What I found was that the people around me filled in the bubble of silence about my weight with their own text. They created content out of their assumptions. Further, I began to realize that it was not only the people close to me who were creating narratives for me. It is something that a lot of the world does when they encounter someone who is overweight. This has been an upsetting realization. I want to have more control over my own narratives. I want to be understood on my own terms and not just understood through someone else's (mostly uninformed) assumptions.
This is part of the inspiration, and justification, for this blog. The other part is this: recently I have been ill. I can be fixed, but it is going to take surgery. My illness affects my stomach and my eating habits. The illness itself, and the fact that I am getting ready for surgery, has created a perfect storm for weight loss. I have already lost somewhere over twenty five pounds (since I started tracking it--I may have lost more before the beginning of May, but twenty five since then). After surgery I am likely to lose at least that much in about six weeks. And after that? After that I will need to continue to lose weight because, although it is unlikely that my weight caused my condition, it can cause the condition to reoccur.
As I have been going through this, people have begun to notice the changes in my body. Most people assume that I am happy about losing weight. As a result, they feel encouraged to make comments about 1) how good I am looking. Or 2) how happy I must be. Or 3) how it must be nice that my condition has the up side of causing a weight loss. These people are very well intentioned. They are also completely misguided.
Myth Number One: The desire of all fat people, whether they will admit it or not, is to be thin.
The conversations I've had with people over the years, and the material reality of becoming not fat has made me believe that I need to address the myths--the uninformed narratives--that surround weight in a more head on way. Otherwise, I am very afraid that as I become not fat, I will also become very, very angry and bitter. So the purpose here, on a personal level, is both to document what is going on with me and my body, and to give me an outlet to talk about the issues that arise (and some of the issues that I've dealt with throughout my life that I haven't really had a chance to discuss). As far as the goal for my readers: well. Some of you may read because you love me and want to understand me better. Some of you may read because you relate. And some of you may read to have your assumptions challenged.

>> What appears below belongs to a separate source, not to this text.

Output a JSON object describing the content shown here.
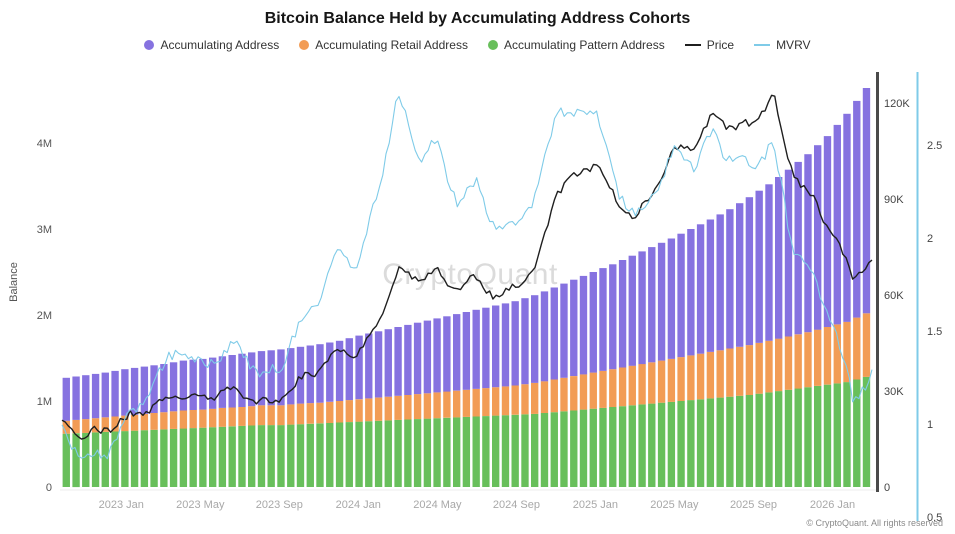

What you can expect here: I will tell you some personal stories. And I will keep you loosely updated on my "journey" (wow. I hate that term). But I also want to talk about some of the myths about fat people, as I see them. And about the role of the fat person in our culture. And about topics that relate--things like dieting, dating, exercise, clothes shopping and health. I want to look at as many facets of fat-ness, with as much honesty as possible.
And it is a myth that all fat people most want to be thin. From the outset, you should know that I have very mixed feelings about becoming not fat. It is hard to think about giving up the "fat girl" part of my identity.
What I most want is not to be thin. What I most want is for it not to matter. Not to matter to my employers, to my family, to my friends, to strangers on the street, and for it not to matter to anyone who loves me.
Thank you for reading. I hope to see some of you back again.